Tampoco es que los presidentes de los sexenios monárquicos y los llamados neoliberales tuvieran clara la importancia estratégica de la ciencia, con los dictados del FMI y del Banco Mundial fueron más papistas que el Papa, excepto con la “economía del conocimiento”.
La ignoraron por completo aun cuando hasta reformas hicieron sólo en el papel (la Ley de Ciencia, promulgada por Vicente Fox, copiada de la española), o la promesa incumplida de un décimo del PIB por año (partiendo de 0.4% existente) hasta alcanzar el 1% al final del sexenio de Enrique Peña Nieto, como si una política de Estado para la ciencia dependiera solo del dinero.
En México no ha existido en su historia una política de Estado para la ciencia, no obstante que la Organización para la Cooperación y el Desarrollo Económico (OCDE), a la que nos inscribió Carlos Salinas de Gortari en 1994, y el propio Banco Mundial, aconsejan explícitamente que es el Estado el que debe financiar la investigación de incertidumbre (básica), y la investigación aplicada financiamiento mixto (gobierno-empresas). Me consta que financiaron a empresas: 40 millones para el proyecto de una empresa y solo 1 millón para la UNAM en ese mismo proyecto.
La confrontación no se inició por el dinero, sino por el comportamiento impolítico de la titular del Conacyt, en sentido contrario a sus colegas del gabinete de gobierno que procuran convocar, acordar, negociar, convencer.
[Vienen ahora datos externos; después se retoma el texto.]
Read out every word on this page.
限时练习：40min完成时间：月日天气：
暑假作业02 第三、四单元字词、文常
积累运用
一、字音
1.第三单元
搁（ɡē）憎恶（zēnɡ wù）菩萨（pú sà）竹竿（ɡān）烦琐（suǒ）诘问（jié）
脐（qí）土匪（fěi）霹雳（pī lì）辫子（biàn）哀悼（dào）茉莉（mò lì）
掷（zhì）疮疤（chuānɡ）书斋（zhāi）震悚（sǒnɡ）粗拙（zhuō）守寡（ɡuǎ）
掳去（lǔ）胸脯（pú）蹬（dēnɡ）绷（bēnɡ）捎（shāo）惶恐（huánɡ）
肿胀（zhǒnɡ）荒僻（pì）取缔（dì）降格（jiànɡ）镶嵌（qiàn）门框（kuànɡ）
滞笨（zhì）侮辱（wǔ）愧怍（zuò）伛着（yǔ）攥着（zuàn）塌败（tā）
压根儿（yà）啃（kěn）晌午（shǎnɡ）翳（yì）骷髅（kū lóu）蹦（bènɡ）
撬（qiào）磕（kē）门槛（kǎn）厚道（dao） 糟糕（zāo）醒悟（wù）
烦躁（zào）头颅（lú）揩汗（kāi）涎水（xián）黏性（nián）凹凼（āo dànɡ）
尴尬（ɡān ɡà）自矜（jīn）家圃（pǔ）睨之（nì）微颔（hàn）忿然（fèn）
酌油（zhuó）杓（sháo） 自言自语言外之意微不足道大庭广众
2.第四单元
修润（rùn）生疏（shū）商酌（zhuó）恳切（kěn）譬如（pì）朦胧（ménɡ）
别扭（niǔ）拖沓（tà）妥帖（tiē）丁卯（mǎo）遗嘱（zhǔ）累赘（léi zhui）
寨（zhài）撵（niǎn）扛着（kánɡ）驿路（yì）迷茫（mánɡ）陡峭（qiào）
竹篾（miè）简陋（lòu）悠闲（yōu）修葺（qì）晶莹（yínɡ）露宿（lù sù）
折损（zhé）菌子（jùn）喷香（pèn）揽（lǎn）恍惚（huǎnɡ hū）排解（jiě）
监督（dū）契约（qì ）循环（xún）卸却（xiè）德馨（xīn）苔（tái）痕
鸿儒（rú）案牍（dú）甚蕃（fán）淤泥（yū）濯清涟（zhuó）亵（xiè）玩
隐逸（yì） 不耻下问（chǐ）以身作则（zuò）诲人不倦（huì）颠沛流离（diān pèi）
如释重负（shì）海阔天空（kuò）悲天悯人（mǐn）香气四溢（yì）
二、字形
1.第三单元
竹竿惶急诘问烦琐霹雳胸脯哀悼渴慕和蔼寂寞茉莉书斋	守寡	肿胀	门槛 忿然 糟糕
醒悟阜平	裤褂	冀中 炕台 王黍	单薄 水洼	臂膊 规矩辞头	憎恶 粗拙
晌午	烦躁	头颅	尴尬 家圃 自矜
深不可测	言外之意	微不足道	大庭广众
Los primeros días impuso, a través de una legisladora, una propuesta de Ley para la ciencia contenida de definiciones y conceptos contrarios hasta los de la propia UNESCO, lo que sería anticonstitucional, sin consultar a la comunidad científica nacional distribuida en todos los estados de la República.
El jefe de Estado, en defensa de su colaboradora, deficientemente aconsejado, describió a los científicos equiparándolos a los del porfiriato que, en efecto, les llamaban “los científicos” pero ninguno lo era, metiendo en el mismo costal a Justo Sierra, impulsor de la educación pública, la universidad y la ciencia que hoy gozamos o padecemos.
En la contraparte, se quiso hacer ver a un prestigiado investigador, con acceso a la opinión pública, que la confrontación no le convenía a nadie. Lejos de una reflexión crítica expresó “¿quién empezó primero?”, como niño de párvulos.
El Presidente no paró ahí. Una vez más, en defensa de su impolítica colaboradora en ciencia, equiparó a los científicos a los de Yale o de Harvard, refiriéndose sin explicitarlo al grupo compacto de Salinas, Zedillo y colaboradores de los sucesores. Presidente: esos eran economistas, no físicos, no químicos, no biólogos ni matemáticos.
Resulta contradictorio todo el apoyo que ha otorgado a las ciencias de la Salud y a sus protagonistas que, para enfrentar la pandemia, les concedió la dirección de todo el arsenal del Estado, recursos económicos, contrataciones, etc., y arremeta contra las otras disciplinas científicas.
En la contraparte, puede pensarse que, por la ausencia de una cultura política, un grupo de investigadores que se autonombran representantes de toda la comunidad se echaron en brazos de una oposición que, por principios ideológicos e históricos, jamás apoyará a la ciencia pero ¡qué bien ha usado a los investigadores agraviados!
Con toda honestidad, Presidente, en materia de ciencia no hay nada que celebrar, de uno ni del otro lado tristemente.